Er is al heel veel onderzoek gedaan door gedragseconomen naar de voorwaarden waaronder mensen bereid zijn tot gemeenschapsgedrag. Het gaat dan vrijwel altijd over gedrag in speltheoretische situaties waarin mensen moeten kiezen tussen iets weggeven of niet of tussen samenwerking in een publieke goed-dilemma in plaats van profiteren van de samenwerking van anderen. Gemeenschapsgedrag wordt dan meestal aangeduid als altruïsme of vrijwillige coöperatie en het tegenovergestelde statuscompetitiegedrag als egoïsme of defectie. Binnen deze onderzoekslijn is er nu de nieuwe studie The behavioral mechanisms of voluntary cooperation across culturally diverse societies: Evidence from the US, the UK, Morocco, and Turkey.
De onderzoekers vroegen studenten in de Verenigde Staten, het Verenigd Koninkrijk, Marokko en Turkije om een keuze te maken in zo'n publieke goed-dilemma. Dat had het voordeel van vergelijkbaarheid tussen verschillende culturen. Wel ging het om slechts geringe aantallen studenten per land (128, 92, 80 en 88). Ze sloten aan bij resultaten van veel van dat eerdere onderzoek, die hebben laten zien dat die vrijwillige samenwerking meer voorkomt als mensen datzelfde gedrag ook van anderen verwachten en als mensen verwachten dat anderen met sancties zullen reageren op defectie.
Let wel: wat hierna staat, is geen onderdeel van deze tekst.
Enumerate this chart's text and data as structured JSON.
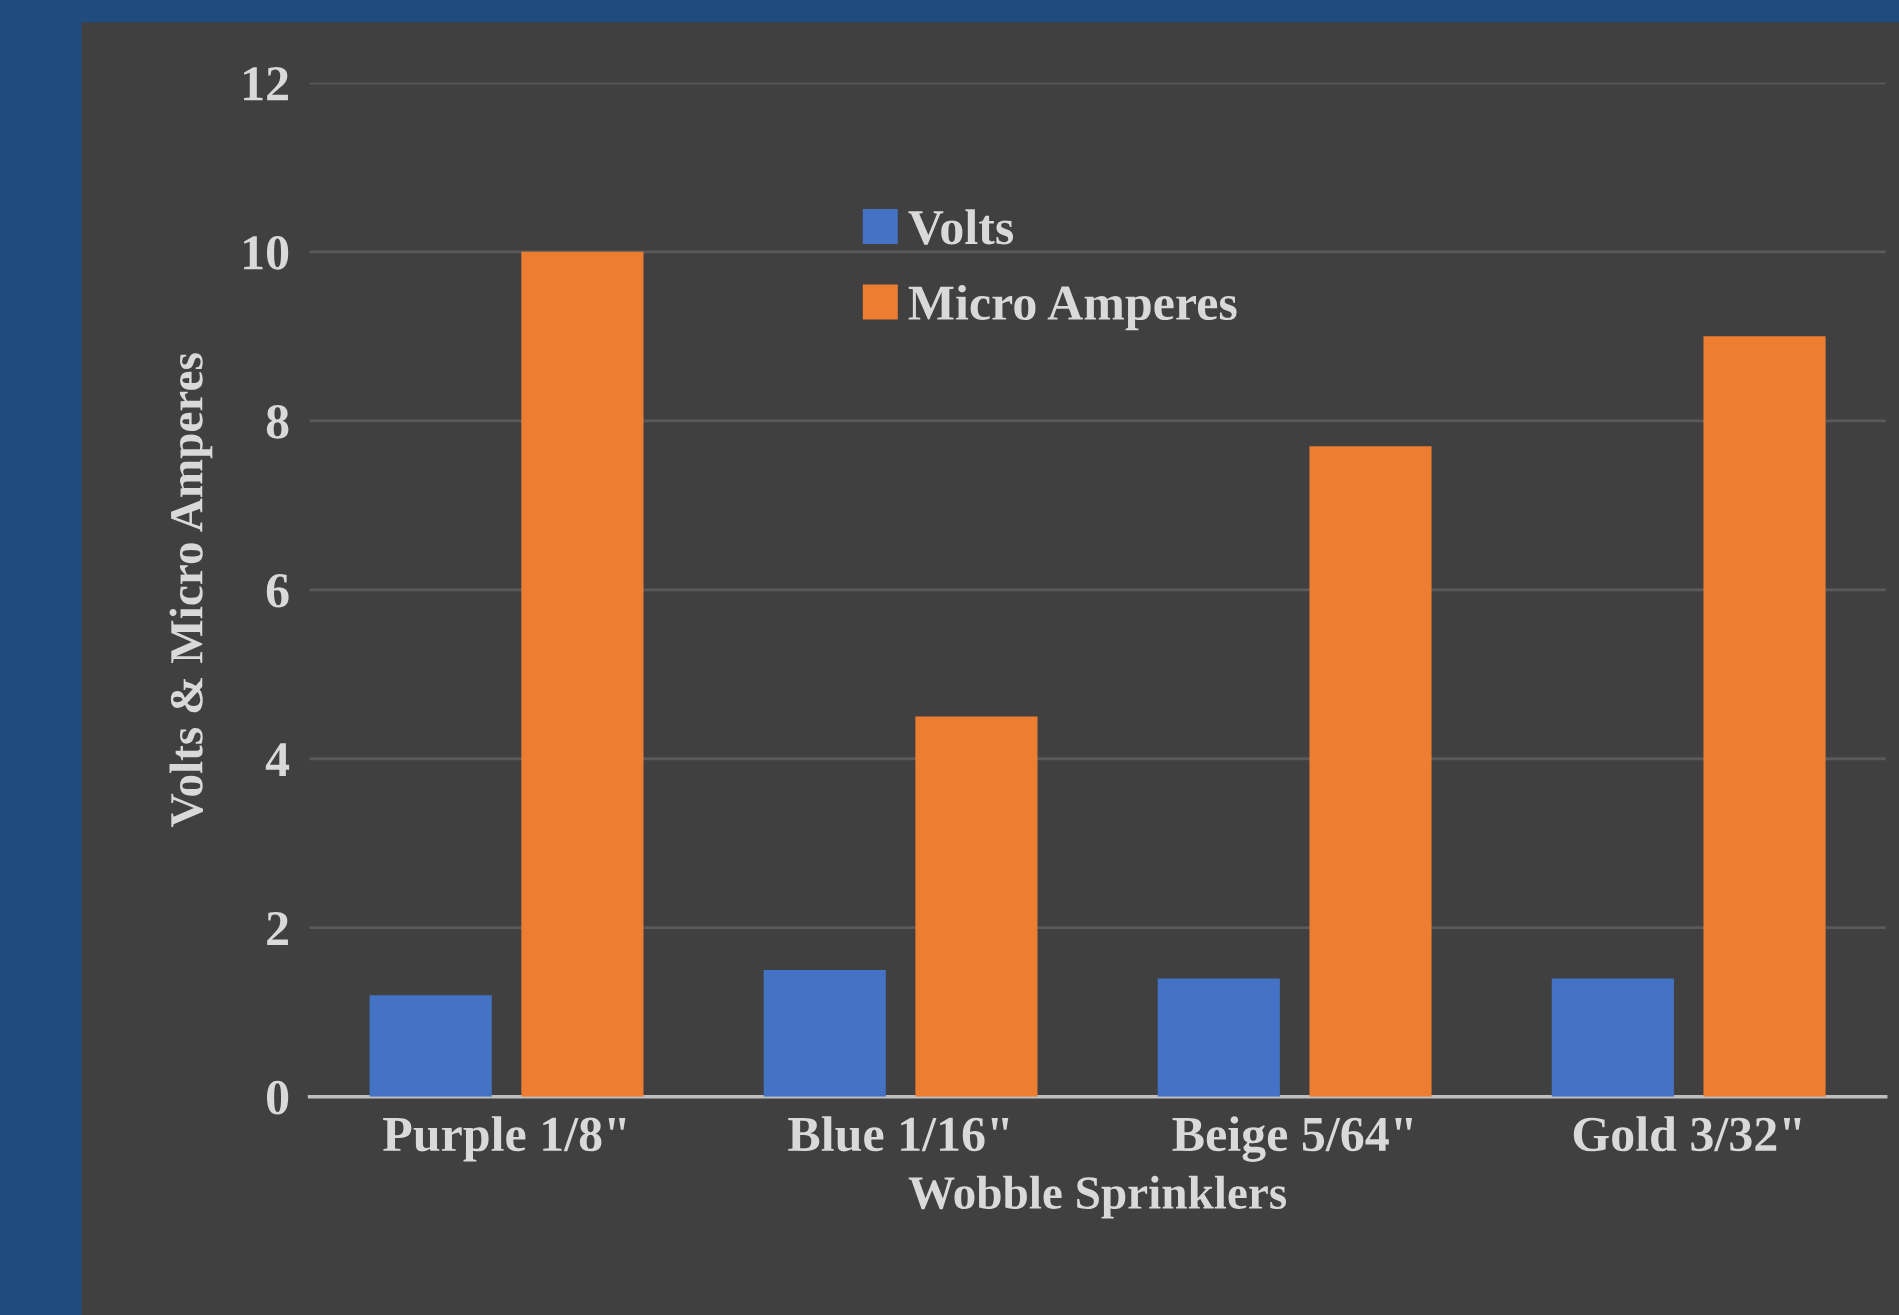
{
  "chart_data": {
    "type": "bar",
    "xlabel": "Wobble Sprinklers",
    "ylabel": "Volts & Micro Amperes",
    "categories": [
      "Purple 1/8\"",
      "Blue 1/16\"",
      "Beige 5/64\"",
      "Gold 3/32\""
    ],
    "series": [
      {
        "name": "Volts",
        "color": "#4472c4",
        "values": [
          1.2,
          1.5,
          1.4,
          1.4
        ]
      },
      {
        "name": "Micro Amperes",
        "color": "#ed7d31",
        "values": [
          10,
          4.5,
          7.7,
          9
        ]
      }
    ],
    "ylim": [
      0,
      12
    ],
    "yticks": [
      0,
      2,
      4,
      6,
      8,
      10,
      12
    ],
    "grid": "y",
    "legend": "top"
  }
}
Daar komt dan uit dat de verschillen tussen de vier landen in de mate van samenwerking vooral verklaard worden uit de verschillen in de verwachtingen van het gedrag van anderen. De Amerikaanse en Engelse studenten verwachten meer samenwerking van anderen dan de Marokkaanse en Turkse studenten en kiezen in lijn daarmee ook vaker voor samenwerking. De onderzoekers interpreteren dat als een aanwijzing dat de Amerikaanse en Engelse studenten in hun dagelijks leven meer de ervaring hebben dat anderen bereid zijn tot samenwerken en zijn te vertrouwen dan de Marokkaanse en Turkse studenten. En dat dus culturele verschillen eruit bestaan dat de verwachtingen over het gedrag van anderen verschillen.
Wat valt daar meer in het algemeen, dus theoretisch, over te zeggen?
Gedragseconomen zijn geneigd tot economisch denken, dus tot het interpreteren van gedrag als rationeel. In de zin van afweging van kosten en baten en in de zin van voor-wat-hoort-wat (quid pro quo). Dat verklaart deels waarom ze in al dat onderzoek zo geïnteresseerd waren in het effect van die verwachtingen over het gedrag van anderen en in het effect van sancties. Sancties zijn op te vatten als kosten. En die verwachtingen van anderen zouden kunnen passen in het voor-wat-hoort-wat: ik wil wel samenwerken, maar alleen als anderen dat ook doen. Vandaar dat gedragseconomen het dan graag over voorwaardelijke samenwerking hebben.
Maar strikt rationeel bekeken, zou dat gedrag niet kunnen bestaan. Ook als anderen bereid zijn tot samenwerken, blijft het voor jou nog altijd rationeel om dat niet te doen. Je vermijdt dan de kosten van de samenwerking en profiteert wel mee van de samenwerking van anderen. Gezien vanuit de economische rationele keuzetheorie is de gedachte van voorwaardelijke samenwerking een vreemde eend in de bijt, een ad hoc vondst.
Maar kijk er nu eens naar met de blik van de Dual Mode-theorie. Dan herken je dat voorspelde effect van de verwachtingen van het gedrag van anderen meteen als een implicatie van Stelling 2. Die houdt immers in dat gemeenschapsgedrag wordt uitgelokt door het gemeenschapsgedrag van anderen (en statuscompetitiegedrag door hetzelfde gedrag van anderen). Dat gemeenschapsgedrag van anderen creëert immers de sociale veiligheidsgevoelens die het sociale betrokkenheidssysteem activeren en als dat actief is, vertrouw je anderen en heb je het beste met hen voor.
Wat dus binnen dat gedragseconomische denken als een ad hoc inzicht opduikt, is theoretisch ingebed in de Dual-Mode-theorie. Anders gezegd, dat gedragseconomisch onderzoek over voorwaardelijke samenwerking is een empirische ondersteuning van die theorie.